By forcing banks to expand lending while the pool of real savings might be in trouble, policy makers are only encouraging an increase in credit created out of thin air. Such credit only further dilutes real savings and retards prospects for a meaningful economic recovery.

It is extraordinary that various commentators who are currently blaming the banks for refusing to increase the pace of lending and thus delaying economic recovery, were the first to accuse the banks for causing the present economic crisis by not practicing prudent lending.

Currently banks are happy to lend to quality borrowers — those who are likely to repay the borrowed money.
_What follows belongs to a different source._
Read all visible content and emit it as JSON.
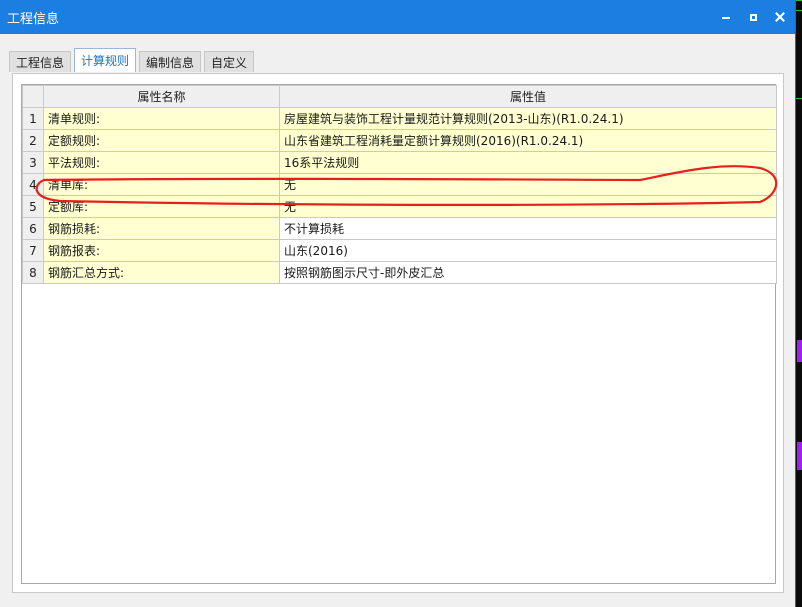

A stagnant or a falling pool of real savings implies that the economy's ability to produce real wealth is currently impaired. Obviously, in this case the percentage of wealth generators and good-quality borrowers is likely to be under pressure.

The issue of the good quality of borrowers cannot be fixed by an artificial cleansing of banks' balance sheets or by nationalizing the banks. What is required is the expansion of the pool of real savings. Monetary pumping and credit created out of thin air cannot fix this.

Since the heart of credit is real savings, it is obvious that no government schemes, such as cleansing banks' balance sheets, can increase fully backed credit. These government plans can only redistribute a given pool of real savings.

Instead, wealth generators must be allowed to move forward as soon as possible. Only wealth generators can lay the foundation for the expansion of the pool of real savings and hence lending. Wealth generators, however, cannot work efficiently in an environment of government controls, and money and credit created out of thin air.